Pasta with Pancetta, Sage, and Mushrooms

By Leslie Blythe  , , ,   ,

October 19, 2021

I always like trying new pasta recipes. This Pasta with Pancetta, Sage, and Mushrooms has a wine and beef broth reduction, which infuses a lot of flavor into the mushrooms. You could use bacon instead of pancetta, but make sure you drain most of the fat before proceeding. 

  • Prep: 15 mins
  • Cook: 25 mins
  • Yields: 6 Servings

Ingredients

1½ cups low-salt beef broth

1 cup dry red wine

3 tablespoons olive oil, divided

12 ounces assorted fresh mushrooms (such as oyster, crimini, and stemmed shiitake), cut into large pieces

Kosher salt and freshly ground black pepper

8 ounces thinly sliced pancetta (Italian bacon), coarsely chopped

6 tablespoons (¾ stick) unsalted butter, cut into ½” cubes

3 tablespoons fresh sage, chopped

3 tablespoons fresh rosemary, chopped

1 pound penne rigate or other short pasta

1 cup finely grated Parmesan (2 ounces), divided

Directions

1Bring broth and wine to a boil in a medium heavy saucepan over medium-high heat and cook until reduced to 1 cup, 15–18 minutes.

DO AHEAD

1Can be made 3 days ahead. Cover and chill.

2Heat 2 tablespoons oil in a large deep skillet over medium-high heat. Add mushrooms; season with salt and pepper. Sauté until tender, about 5 minutes. Transfer mushrooms to a plate. Add remaining 1 tablespoon oil and pancetta to same skillet. Sauté until pancetta begins to brown, about 10 minutes. Add wine reduction, butter, and herbs; simmer until liquid thickens slightly, about 3 minutes. Stir in mushrooms. Season sauce to taste with salt and pepper.

3Meanwhile, cook pasta in a large pot of boiling salted water, stirring occasionally, until almost tender but still firm to the bite. Drain pasta, reserving ½ cup cooking liquid.

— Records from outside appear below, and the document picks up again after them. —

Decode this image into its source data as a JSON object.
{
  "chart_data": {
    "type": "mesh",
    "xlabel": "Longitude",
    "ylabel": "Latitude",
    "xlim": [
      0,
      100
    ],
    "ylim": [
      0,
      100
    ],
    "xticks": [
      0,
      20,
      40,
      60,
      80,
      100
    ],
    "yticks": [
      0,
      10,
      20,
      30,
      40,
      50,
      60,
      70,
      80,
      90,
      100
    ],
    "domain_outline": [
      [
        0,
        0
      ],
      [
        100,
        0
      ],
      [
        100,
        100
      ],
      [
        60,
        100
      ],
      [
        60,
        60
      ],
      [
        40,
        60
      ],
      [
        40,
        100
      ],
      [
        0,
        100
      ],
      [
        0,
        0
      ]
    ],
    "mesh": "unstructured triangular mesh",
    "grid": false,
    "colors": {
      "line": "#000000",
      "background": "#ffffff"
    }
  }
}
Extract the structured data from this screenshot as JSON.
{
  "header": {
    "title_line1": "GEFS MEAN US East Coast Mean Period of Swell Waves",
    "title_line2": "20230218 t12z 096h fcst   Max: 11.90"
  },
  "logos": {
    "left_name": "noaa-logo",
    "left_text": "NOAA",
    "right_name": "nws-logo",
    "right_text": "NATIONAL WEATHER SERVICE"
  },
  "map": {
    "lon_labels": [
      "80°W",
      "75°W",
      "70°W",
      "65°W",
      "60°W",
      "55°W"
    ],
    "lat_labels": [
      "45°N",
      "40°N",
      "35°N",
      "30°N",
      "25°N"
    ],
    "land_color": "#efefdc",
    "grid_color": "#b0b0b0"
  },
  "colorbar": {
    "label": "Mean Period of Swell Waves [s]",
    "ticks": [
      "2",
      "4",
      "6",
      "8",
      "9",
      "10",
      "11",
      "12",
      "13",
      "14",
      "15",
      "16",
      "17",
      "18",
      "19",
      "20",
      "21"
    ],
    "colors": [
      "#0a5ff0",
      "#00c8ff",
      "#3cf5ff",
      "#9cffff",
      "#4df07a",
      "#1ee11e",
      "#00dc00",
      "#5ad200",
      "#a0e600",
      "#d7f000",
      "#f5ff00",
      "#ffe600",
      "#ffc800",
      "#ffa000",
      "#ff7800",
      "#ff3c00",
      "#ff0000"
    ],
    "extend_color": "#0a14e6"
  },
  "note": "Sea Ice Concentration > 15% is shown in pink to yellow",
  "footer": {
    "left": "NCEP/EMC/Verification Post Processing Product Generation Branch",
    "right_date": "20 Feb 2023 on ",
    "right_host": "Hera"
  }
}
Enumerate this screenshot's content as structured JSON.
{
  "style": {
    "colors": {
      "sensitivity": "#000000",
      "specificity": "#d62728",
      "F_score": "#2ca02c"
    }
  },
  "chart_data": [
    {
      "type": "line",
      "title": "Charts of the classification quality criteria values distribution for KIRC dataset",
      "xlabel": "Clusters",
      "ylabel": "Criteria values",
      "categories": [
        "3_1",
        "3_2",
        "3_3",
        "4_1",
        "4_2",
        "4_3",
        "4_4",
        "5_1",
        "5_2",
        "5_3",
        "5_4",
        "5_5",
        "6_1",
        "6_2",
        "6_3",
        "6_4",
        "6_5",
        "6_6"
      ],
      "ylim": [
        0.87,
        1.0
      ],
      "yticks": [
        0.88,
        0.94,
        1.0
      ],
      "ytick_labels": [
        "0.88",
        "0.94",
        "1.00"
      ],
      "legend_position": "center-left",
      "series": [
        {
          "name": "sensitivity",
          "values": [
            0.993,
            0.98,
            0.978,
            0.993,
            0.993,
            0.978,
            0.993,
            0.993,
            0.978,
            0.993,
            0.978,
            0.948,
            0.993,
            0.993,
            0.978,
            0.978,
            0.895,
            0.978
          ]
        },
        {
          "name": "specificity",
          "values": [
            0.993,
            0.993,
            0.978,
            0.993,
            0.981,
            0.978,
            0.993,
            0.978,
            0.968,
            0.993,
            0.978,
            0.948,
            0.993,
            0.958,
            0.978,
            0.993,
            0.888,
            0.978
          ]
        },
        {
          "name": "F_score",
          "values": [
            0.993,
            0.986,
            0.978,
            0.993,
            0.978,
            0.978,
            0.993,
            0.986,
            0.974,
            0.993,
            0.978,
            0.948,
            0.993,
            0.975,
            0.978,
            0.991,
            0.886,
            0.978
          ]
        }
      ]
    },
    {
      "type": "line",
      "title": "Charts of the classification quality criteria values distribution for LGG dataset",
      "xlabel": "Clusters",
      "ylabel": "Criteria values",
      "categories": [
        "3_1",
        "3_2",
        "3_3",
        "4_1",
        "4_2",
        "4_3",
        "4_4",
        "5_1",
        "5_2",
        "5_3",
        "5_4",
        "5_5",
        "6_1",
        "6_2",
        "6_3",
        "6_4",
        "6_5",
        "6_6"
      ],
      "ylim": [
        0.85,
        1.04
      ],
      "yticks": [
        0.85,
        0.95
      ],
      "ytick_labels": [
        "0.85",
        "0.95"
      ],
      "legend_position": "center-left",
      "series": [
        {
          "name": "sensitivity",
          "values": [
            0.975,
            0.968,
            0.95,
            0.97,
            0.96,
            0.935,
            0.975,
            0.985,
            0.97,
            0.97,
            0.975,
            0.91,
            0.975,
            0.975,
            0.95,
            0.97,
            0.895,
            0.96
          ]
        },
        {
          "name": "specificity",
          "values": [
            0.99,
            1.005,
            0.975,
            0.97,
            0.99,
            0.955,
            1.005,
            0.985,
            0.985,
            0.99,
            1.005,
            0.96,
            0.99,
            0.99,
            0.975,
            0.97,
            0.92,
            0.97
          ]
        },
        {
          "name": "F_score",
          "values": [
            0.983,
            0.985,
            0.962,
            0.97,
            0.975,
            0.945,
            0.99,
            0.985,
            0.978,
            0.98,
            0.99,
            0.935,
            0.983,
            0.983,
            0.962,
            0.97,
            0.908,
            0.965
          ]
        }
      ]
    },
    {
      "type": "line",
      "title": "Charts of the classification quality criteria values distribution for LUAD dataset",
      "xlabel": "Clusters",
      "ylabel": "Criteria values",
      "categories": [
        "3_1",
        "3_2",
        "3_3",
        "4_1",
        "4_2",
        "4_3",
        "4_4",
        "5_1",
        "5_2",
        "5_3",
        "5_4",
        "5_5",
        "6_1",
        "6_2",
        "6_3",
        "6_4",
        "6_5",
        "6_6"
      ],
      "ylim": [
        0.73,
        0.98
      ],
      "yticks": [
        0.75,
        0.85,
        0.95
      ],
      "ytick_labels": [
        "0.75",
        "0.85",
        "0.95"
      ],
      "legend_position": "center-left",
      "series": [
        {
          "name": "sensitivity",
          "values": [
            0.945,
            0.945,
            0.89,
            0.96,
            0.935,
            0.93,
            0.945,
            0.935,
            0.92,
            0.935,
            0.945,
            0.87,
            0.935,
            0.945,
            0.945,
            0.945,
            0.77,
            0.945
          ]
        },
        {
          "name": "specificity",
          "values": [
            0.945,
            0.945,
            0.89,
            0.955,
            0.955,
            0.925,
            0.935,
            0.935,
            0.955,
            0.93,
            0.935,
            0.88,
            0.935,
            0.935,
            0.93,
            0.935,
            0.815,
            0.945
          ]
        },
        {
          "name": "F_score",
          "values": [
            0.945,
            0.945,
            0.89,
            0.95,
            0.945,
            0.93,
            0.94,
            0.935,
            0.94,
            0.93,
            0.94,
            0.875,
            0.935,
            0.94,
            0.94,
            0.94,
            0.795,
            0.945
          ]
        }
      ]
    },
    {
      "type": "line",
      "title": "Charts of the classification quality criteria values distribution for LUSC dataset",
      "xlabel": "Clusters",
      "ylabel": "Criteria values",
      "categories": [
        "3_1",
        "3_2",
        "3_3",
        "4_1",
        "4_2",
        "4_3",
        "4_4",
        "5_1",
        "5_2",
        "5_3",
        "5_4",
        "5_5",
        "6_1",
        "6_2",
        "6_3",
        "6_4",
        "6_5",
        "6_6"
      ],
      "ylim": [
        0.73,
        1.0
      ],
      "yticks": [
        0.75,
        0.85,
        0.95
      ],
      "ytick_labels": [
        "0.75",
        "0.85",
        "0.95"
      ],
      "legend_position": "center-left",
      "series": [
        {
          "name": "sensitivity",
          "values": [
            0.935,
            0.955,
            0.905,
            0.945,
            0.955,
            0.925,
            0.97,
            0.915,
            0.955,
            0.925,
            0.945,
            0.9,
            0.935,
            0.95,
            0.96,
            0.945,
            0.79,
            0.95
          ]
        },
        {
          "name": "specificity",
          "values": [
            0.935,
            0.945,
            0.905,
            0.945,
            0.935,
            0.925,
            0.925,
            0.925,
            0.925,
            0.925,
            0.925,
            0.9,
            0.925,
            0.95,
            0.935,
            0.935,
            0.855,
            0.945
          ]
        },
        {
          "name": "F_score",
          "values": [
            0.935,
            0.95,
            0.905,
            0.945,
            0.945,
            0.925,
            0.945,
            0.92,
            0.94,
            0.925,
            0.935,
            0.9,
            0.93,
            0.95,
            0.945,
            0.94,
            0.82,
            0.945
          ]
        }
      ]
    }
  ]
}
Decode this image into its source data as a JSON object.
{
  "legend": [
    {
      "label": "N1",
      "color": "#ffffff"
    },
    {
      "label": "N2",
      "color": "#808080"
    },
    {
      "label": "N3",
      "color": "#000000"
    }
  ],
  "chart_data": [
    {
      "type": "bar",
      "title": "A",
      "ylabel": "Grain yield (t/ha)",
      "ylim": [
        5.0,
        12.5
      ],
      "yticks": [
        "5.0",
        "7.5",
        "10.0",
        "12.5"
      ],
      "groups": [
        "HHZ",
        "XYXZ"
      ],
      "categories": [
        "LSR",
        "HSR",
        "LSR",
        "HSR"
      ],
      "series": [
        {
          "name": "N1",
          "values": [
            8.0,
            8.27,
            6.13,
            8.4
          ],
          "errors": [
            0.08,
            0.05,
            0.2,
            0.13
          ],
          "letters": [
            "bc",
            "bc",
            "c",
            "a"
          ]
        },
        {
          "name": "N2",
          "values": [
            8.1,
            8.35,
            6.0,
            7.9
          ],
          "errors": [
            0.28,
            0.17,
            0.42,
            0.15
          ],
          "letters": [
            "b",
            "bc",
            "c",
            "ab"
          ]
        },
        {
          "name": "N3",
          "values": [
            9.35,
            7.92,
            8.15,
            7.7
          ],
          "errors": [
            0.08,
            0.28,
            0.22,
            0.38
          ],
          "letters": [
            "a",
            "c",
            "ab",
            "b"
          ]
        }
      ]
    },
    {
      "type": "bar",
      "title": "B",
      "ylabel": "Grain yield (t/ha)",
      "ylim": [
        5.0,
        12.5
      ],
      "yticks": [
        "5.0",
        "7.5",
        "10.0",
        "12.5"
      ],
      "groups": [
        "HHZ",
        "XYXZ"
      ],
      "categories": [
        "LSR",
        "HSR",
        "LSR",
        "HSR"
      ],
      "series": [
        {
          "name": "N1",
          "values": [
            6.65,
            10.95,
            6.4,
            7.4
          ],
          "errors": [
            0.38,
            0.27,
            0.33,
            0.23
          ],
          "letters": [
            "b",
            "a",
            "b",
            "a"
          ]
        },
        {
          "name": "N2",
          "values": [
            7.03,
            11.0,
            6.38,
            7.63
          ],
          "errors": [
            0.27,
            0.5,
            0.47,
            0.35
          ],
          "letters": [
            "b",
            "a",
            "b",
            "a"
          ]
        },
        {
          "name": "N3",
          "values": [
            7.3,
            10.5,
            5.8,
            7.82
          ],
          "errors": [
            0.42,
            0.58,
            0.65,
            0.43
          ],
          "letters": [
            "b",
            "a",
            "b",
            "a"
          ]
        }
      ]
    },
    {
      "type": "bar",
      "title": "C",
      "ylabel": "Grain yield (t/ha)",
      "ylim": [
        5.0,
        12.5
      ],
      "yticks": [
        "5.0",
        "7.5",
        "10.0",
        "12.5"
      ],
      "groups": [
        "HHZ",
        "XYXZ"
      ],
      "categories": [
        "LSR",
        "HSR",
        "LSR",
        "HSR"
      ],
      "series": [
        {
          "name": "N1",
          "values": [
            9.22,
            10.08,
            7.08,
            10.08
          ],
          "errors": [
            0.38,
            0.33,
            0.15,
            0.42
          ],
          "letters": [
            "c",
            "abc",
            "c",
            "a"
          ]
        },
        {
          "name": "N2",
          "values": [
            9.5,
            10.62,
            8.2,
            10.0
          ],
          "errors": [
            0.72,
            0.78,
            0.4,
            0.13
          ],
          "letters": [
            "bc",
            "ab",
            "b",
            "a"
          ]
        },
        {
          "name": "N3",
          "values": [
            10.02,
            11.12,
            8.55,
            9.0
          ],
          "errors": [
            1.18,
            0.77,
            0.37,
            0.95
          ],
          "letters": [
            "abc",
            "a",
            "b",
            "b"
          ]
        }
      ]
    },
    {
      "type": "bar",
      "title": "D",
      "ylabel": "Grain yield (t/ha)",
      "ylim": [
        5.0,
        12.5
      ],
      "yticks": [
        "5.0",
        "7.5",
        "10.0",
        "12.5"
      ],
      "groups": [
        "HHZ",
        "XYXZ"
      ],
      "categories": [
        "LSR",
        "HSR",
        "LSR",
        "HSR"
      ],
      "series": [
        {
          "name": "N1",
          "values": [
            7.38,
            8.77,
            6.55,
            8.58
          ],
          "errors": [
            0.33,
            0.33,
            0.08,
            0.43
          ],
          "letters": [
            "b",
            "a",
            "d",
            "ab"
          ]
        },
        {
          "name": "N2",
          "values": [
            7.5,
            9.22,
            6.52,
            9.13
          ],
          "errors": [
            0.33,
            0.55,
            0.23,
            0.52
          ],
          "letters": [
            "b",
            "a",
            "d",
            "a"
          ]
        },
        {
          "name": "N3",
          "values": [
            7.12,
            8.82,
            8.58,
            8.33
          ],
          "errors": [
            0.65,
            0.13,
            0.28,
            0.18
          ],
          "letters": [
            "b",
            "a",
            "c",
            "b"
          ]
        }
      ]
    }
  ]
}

4Stir pasta and ½ cup cheese into mushroom mixture. Stir over medium-high heat, adding water by tablespoonfuls if dry, until pasta is al dente and sauce thickens and clings to pasta, about 5 minutes. Season with salt and pepper. Transfer to a large bowl. Sprinkle ½ cup cheese over.

Recipe adapted from GERANIO IN OLD TOWN ALEXANDRIA VA, Bon Appétit, April 2012.